I enjoy a good open-source rant as much as the next guy, but Slate is
owned by The Washington Post Company.
I responded thusly:
Thanks for the fact check. Though, you can understand my confusion, seeing as how MSN is all over the site, including in the URL. And while the Washington Post Co. owns Slate (and apparently offers some of their stellar advice when it comes to editorial decisions), Bill Gates is obviously paying the bills in the form of heavy advertising. Perhaps if Slate (and the Washington Post) didn't let commercial interest supersede their facts, I and others would be more inclined to trust their respective content.
I'm always happy to correct a few facts, especially my own.

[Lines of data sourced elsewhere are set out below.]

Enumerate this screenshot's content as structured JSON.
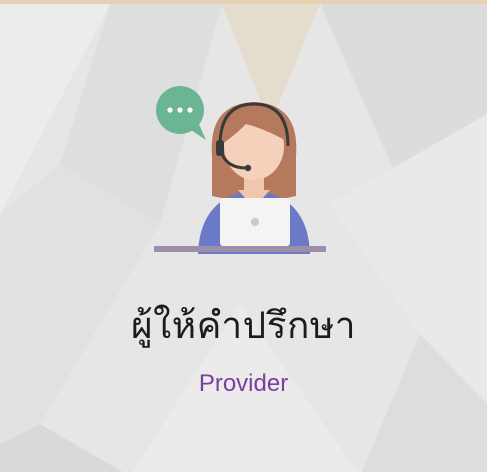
{
  "card": {
    "title": "ผู้ให้คำปรึกษา",
    "subtitle": "Provider",
    "icon": "customer-support-agent-icon",
    "speech_icon": "chat-bubble-icon"
  },
  "colors": {
    "background": "#e6e6e6",
    "title_text": "#1c1c1c",
    "subtitle_text": "#7b3fa0",
    "accent_top": "#e5d2b4",
    "speech_bubble": "#6bb592",
    "hair": "#b57a5e",
    "shirt": "#6a79c8"
  }
}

But as I mentioned in the E-mail, the layout of Slate's site gives one the impression that MSN at the very least underwrites the efforts of its staff. While it is now obvious to me that this is not the case, there is still what I would characterize as a conflict of interest. Normally, we don't think twice about an editorial piece that just happens to dovetail nicely with the desires of a major advertiser of a news website. That's just business as usual and not really new. But in this instance, the criticism of Wikipedia's editorial system was unfounded. Also, Mr. Boutin had several of his facts wrong, facts that were easily verified simply be checking Wikipedia's own stats. Such mischaracterization, if unchecked, can go a long way towards damaging the reputation of a very useful resource, be it Wikipedia or the Encyclopedia Britannica. I don't think Mr. Boutin did so maliciously. I may be cynical, but I'm not that cynical. When someone in the media wishes to trash something of unverified merit, they don't go about it half assed. If Slate or WaPo wanted to rip Wikipedia a new one, they would have done so in purple prose and at length, using the methods perfected by such great newsmen like William Randolph Hurst.
Now, I'm not saying Slate is by any means, the tool of a nefarious billionaire with shady business practices. Nor am I suggesting that they bite the hand that feeds them. All I ask, is that their writers check their facts and their editors double check them.
And while I'm at it, I'd also like a pony.
* Which it isn't. Wikipedia is far more useful than Encarta and other web-based encyclopedias, for reasons I mentioned previously, and in a case study I recently completed for my master's work. If anyone would like to read this case study, which is riveting stuff, send me an e-mail. I'll gladly attach a PDF copy.